I'm wondering just who is my system administrator. Surely it is meant to be me. I run Millennium and this PC is owned and used only by myself. No one else uses it, however I'm getting two messages that stop me configuring and using certain components. Irritating to say the least.
!st is "this program cannot run due to restrictions in effect on this computer. Please contact your system administrator" exe files and zips.
2nd is "Access to this feature has been disabled by a restriction set by your system administrator"....settings>control panel>users.

This is similar to martinbecks problem back in 2001 these forums, but I can't find the files he was directed to on my computer unfortunately. I'm putting that down to his OS is 98, mine's Me. 

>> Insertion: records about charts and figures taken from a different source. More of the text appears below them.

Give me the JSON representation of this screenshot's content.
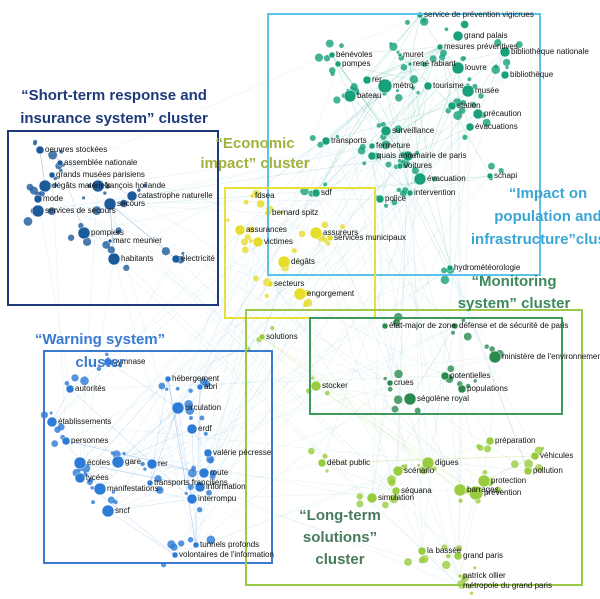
{
  "clusters": [
    {
      "lines": [
        "“Impact on",
        "population and",
        "infrastructure”cluster"
      ],
      "nodes": [
        {
          "label": "service de prévention vigicrues"
        },
        {
          "label": "grand palais"
        },
        {
          "label": "mesures préventives"
        },
        {
          "label": "bibliothèque nationale"
        },
        {
          "label": "bénévoles"
        },
        {
          "label": "pompes"
        },
        {
          "label": "muret"
        },
        {
          "label": "rené rabiant"
        },
        {
          "label": "louvre"
        },
        {
          "label": "bibliothèque"
        },
        {
          "label": "métro"
        },
        {
          "label": "rer"
        },
        {
          "label": "tourisme"
        },
        {
          "label": "musée"
        },
        {
          "label": "bateau"
        },
        {
          "label": "station"
        },
        {
          "label": "précaution"
        },
        {
          "label": "évacuations"
        },
        {
          "label": "transports"
        },
        {
          "label": "surveillance"
        },
        {
          "label": "quais anne"
        },
        {
          "label": "mairie de paris"
        },
        {
          "label": "évacuation"
        },
        {
          "label": "sdf"
        },
        {
          "label": "police"
        },
        {
          "label": "intervention"
        },
        {
          "label": "hydrométéorologie"
        },
        {
          "label": "voitures"
        },
        {
          "label": "fermeture"
        },
        {
          "label": "schapi"
        }
      ]
    },
    {
      "lines": [
        "“Short-term response and",
        "insurance system” cluster"
      ],
      "nodes": [
        {
          "label": "oeuvres stockées"
        },
        {
          "label": "assemblée nationale"
        },
        {
          "label": "grands musées parisiens"
        },
        {
          "label": "dégâts matériels"
        },
        {
          "label": "françois hollande"
        },
        {
          "label": "mode"
        },
        {
          "label": "catastrophe naturelle"
        },
        {
          "label": "secours"
        },
        {
          "label": "services de secours"
        },
        {
          "label": "pompiers"
        },
        {
          "label": "habitants"
        },
        {
          "label": "électricité"
        },
        {
          "label": "marc meunier"
        }
      ]
    },
    {
      "lines": [
        "“Economic",
        "impact” cluster"
      ],
      "nodes": [
        {
          "label": "fdsea"
        },
        {
          "label": "bernard spitz"
        },
        {
          "label": "assureurs"
        },
        {
          "label": "victimes"
        },
        {
          "label": "services municipaux"
        },
        {
          "label": "assurances"
        },
        {
          "label": "dégâts"
        },
        {
          "label": "secteurs"
        },
        {
          "label": "engorgement"
        }
      ]
    },
    {
      "lines": [
        "“Monitoring",
        "system” cluster"
      ],
      "nodes": [
        {
          "label": "état-major de zone"
        },
        {
          "label": "défense et de sécurité de paris"
        },
        {
          "label": "ministère de l'environnement"
        },
        {
          "label": "ségolène royal"
        },
        {
          "label": "crues"
        },
        {
          "label": "potentielles"
        },
        {
          "label": "populations"
        }
      ]
    },
    {
      "lines": [
        "“Warning system”",
        "cluster"
      ],
      "nodes": [
        {
          "label": "gymnase"
        },
        {
          "label": "hébergement"
        },
        {
          "label": "abri"
        },
        {
          "label": "circulation"
        },
        {
          "label": "erdf"
        },
        {
          "label": "établissements"
        },
        {
          "label": "personnes"
        },
        {
          "label": "écoles"
        },
        {
          "label": "lycées"
        },
        {
          "label": "gare"
        },
        {
          "label": "rer"
        },
        {
          "label": "route"
        },
        {
          "label": "valérie pécresse"
        },
        {
          "label": "transports franciliens"
        },
        {
          "label": "information"
        },
        {
          "label": "interrompu"
        },
        {
          "label": "manifestations"
        },
        {
          "label": "sncf"
        },
        {
          "label": "tunnels profonds"
        },
        {
          "label": "volontaires de l'information"
        },
        {
          "label": "autorités"
        }
      ]
    },
    {
      "lines": [
        "“Long-term",
        "solutions”",
        "cluster"
      ],
      "nodes": [
        {
          "label": "solutions"
        },
        {
          "label": "stocker"
        },
        {
          "label": "débat public"
        },
        {
          "label": "scénario"
        },
        {
          "label": "digues"
        },
        {
          "label": "préparation"
        },
        {
          "label": "véhicules"
        },
        {
          "label": "pollution"
        },
        {
          "label": "protection"
        },
        {
          "label": "barrages"
        },
        {
          "label": "prévention"
        },
        {
          "label": "simulation"
        },
        {
          "label": "séquana"
        },
        {
          "label": "la bassée"
        },
        {
          "label": "grand paris"
        },
        {
          "label": "patrick ollier"
        },
        {
          "label": "métropole du grand paris"
        }
      ]
    }
  ]
}
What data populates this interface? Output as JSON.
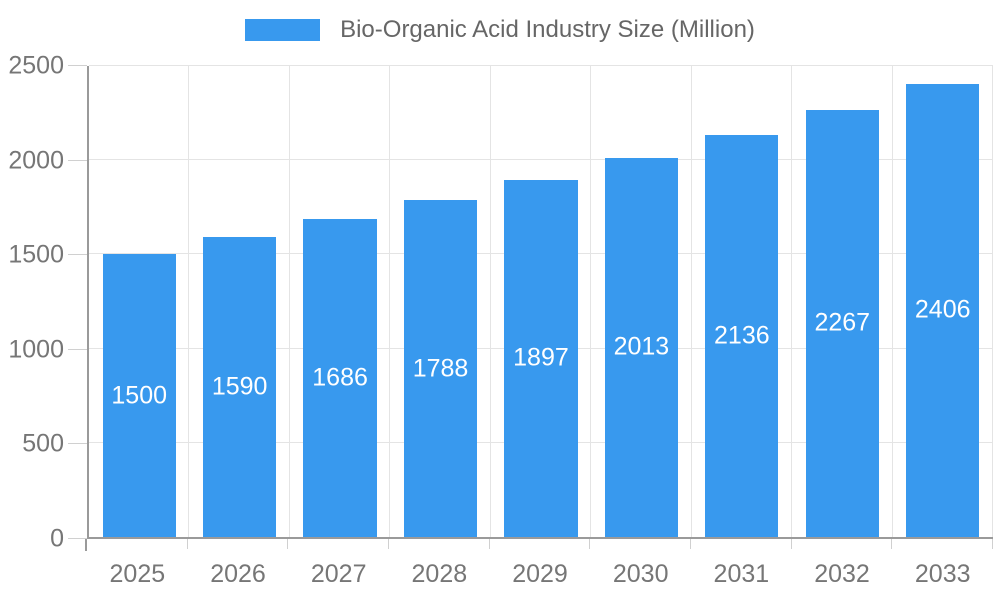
{
  "chart_data": {
    "type": "bar",
    "title": "Bio-Organic Acid Industry Size (Million)",
    "categories": [
      "2025",
      "2026",
      "2027",
      "2028",
      "2029",
      "2030",
      "2031",
      "2032",
      "2033"
    ],
    "values": [
      1500,
      1590,
      1686,
      1788,
      1897,
      2013,
      2136,
      2267,
      2406
    ],
    "xlabel": "",
    "ylabel": "",
    "ylim": [
      0,
      2500
    ],
    "yticks": [
      0,
      500,
      1000,
      1500,
      2000,
      2500
    ],
    "grid": true,
    "legend_position": "top",
    "bar_label_position": "center-inside",
    "colors": {
      "bar": "#3899ee",
      "bar_label": "#ffffff",
      "axis": "#9a9a9a",
      "grid": "#e4e4e4",
      "tick_mark": "#d0d0d0",
      "tick_text": "#767676",
      "title_text": "#666666",
      "background": "#ffffff"
    }
  }
}
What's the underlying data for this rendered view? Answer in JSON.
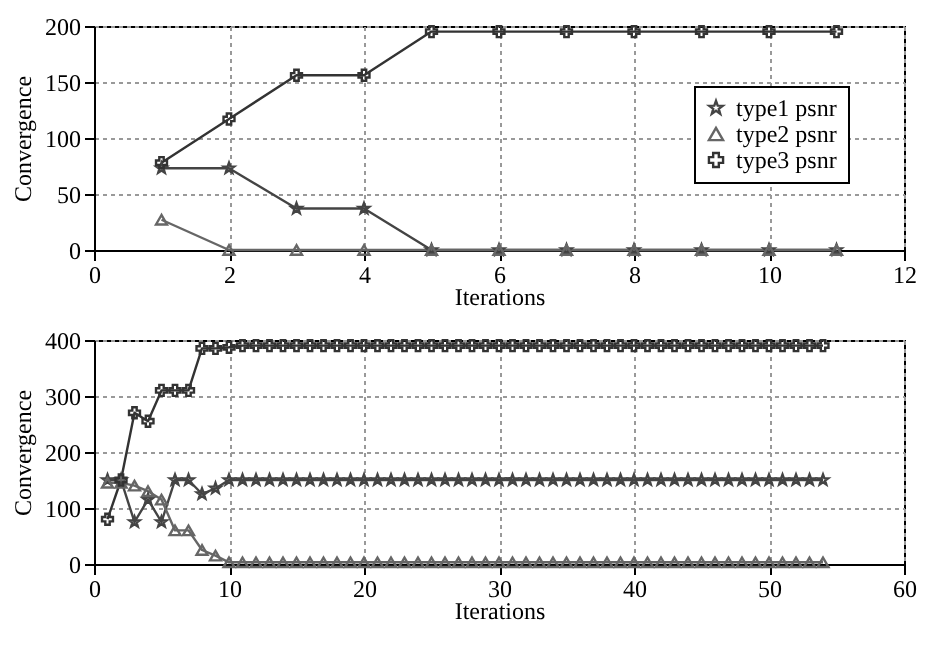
{
  "chart_data": [
    {
      "type": "line",
      "xlabel": "Iterations",
      "ylabel": "Convergence",
      "xlim": [
        0,
        12
      ],
      "xticks": [
        0,
        2,
        4,
        6,
        8,
        10,
        12
      ],
      "ylim": [
        0,
        200
      ],
      "yticks": [
        0,
        50,
        100,
        150,
        200
      ],
      "grid": true,
      "legend": "right",
      "x": [
        1,
        2,
        3,
        4,
        5,
        6,
        7,
        8,
        9,
        10,
        11
      ],
      "series": [
        {
          "name": "type1 psnr",
          "color": "#444444",
          "marker": "star",
          "values": [
            73,
            73,
            37,
            37,
            0,
            0,
            0,
            0,
            0,
            0,
            0
          ]
        },
        {
          "name": "type2 psnr",
          "color": "#666666",
          "marker": "triangle",
          "values": [
            27,
            0,
            0,
            0,
            0,
            0,
            0,
            0,
            0,
            0,
            0
          ]
        },
        {
          "name": "type3 psnr",
          "color": "#333333",
          "marker": "cross",
          "values": [
            78,
            117,
            156,
            156,
            195,
            195,
            195,
            195,
            195,
            195,
            195
          ]
        }
      ]
    },
    {
      "type": "line",
      "xlabel": "Iterations",
      "ylabel": "Convergence",
      "xlim": [
        0,
        60
      ],
      "xticks": [
        0,
        10,
        20,
        30,
        40,
        50,
        60
      ],
      "ylim": [
        0,
        400
      ],
      "yticks": [
        0,
        100,
        200,
        300,
        400
      ],
      "grid": true,
      "legend": "top right",
      "x": [
        1,
        2,
        3,
        4,
        5,
        6,
        7,
        8,
        9,
        10,
        11,
        12,
        13,
        14,
        15,
        16,
        17,
        18,
        19,
        20,
        21,
        22,
        23,
        24,
        25,
        26,
        27,
        28,
        29,
        30,
        31,
        32,
        33,
        34,
        35,
        36,
        37,
        38,
        39,
        40,
        41,
        42,
        43,
        44,
        45,
        46,
        47,
        48,
        49,
        50,
        51,
        52,
        53,
        54
      ],
      "series": [
        {
          "name": "type1 psnr",
          "color": "#444444",
          "marker": "star",
          "values": [
            150,
            150,
            75,
            115,
            75,
            150,
            150,
            125,
            135,
            150,
            150,
            150,
            150,
            150,
            150,
            150,
            150,
            150,
            150,
            150,
            150,
            150,
            150,
            150,
            150,
            150,
            150,
            150,
            150,
            150,
            150,
            150,
            150,
            150,
            150,
            150,
            150,
            150,
            150,
            150,
            150,
            150,
            150,
            150,
            150,
            150,
            150,
            150,
            150,
            150,
            150,
            150,
            150,
            150
          ]
        },
        {
          "name": "type2 psnr",
          "color": "#666666",
          "marker": "triangle",
          "values": [
            145,
            145,
            140,
            130,
            115,
            60,
            60,
            25,
            15,
            3,
            3,
            3,
            3,
            3,
            3,
            3,
            3,
            3,
            3,
            3,
            3,
            3,
            3,
            3,
            3,
            3,
            3,
            3,
            3,
            3,
            3,
            3,
            3,
            3,
            3,
            3,
            3,
            3,
            3,
            3,
            3,
            3,
            3,
            3,
            3,
            3,
            3,
            3,
            3,
            3,
            3,
            3,
            3,
            3
          ]
        },
        {
          "name": "type3 psnr",
          "color": "#333333",
          "marker": "cross",
          "values": [
            80,
            150,
            270,
            255,
            310,
            310,
            310,
            385,
            385,
            387,
            390,
            390,
            390,
            390,
            390,
            390,
            390,
            390,
            390,
            390,
            390,
            390,
            390,
            390,
            390,
            390,
            390,
            390,
            390,
            390,
            390,
            390,
            390,
            390,
            390,
            390,
            390,
            390,
            390,
            390,
            390,
            390,
            390,
            390,
            390,
            390,
            390,
            390,
            390,
            390,
            390,
            390,
            390,
            390
          ]
        }
      ]
    }
  ]
}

thanks for any suggestions


----------



## Krelian (Mar 10, 2004)

Click the Start Buttom
Select Run
Type in regedit

Click the (+)'s to navigate to...

HKEY_CURRENT_USER->Software->Microsoft->Windows->CurrentVersion->Policies->Explorer

Click on the folder which reads Explorer
In the right hand panel you will see an entry which reads "NoControlPanel"
Delete It

Reboot

Please repost letting us know if this fixes it or not so that the administrators may mark this post as needed.


----------



## KMW (Apr 1, 2004)

Thanks Krelian, I actually fixed the problem last night, did a system restore to an earlier date, and then went into registry as you hint and not deleted, but changed the (1) to a (0), that got it. My computer running sweet, no phantom admin in sight, only me when I look in the mirror.

Told of how to fix problem in another forum.
Tried to come back in here to tell of this but site was down for some reason


----------



## Krelian (Mar 10, 2004)

Hehehehe.. Thanks for reporting to us how it went!

I remember back in days of highschool computer classes, I use to do that to all the computers so we wouldn't have to do any work. The teacher was totally clueless. Ahhh the good old days...


----------



## mitchellkat (Sep 5, 2006)

Hi,

This same problem just started happening to me, too. I went to the supposed key in regedit but I don't have that key at all. There is only "default" and "NoDriveTypeAutoRun".

I'm using XP home.

Thanks

-Kat


----------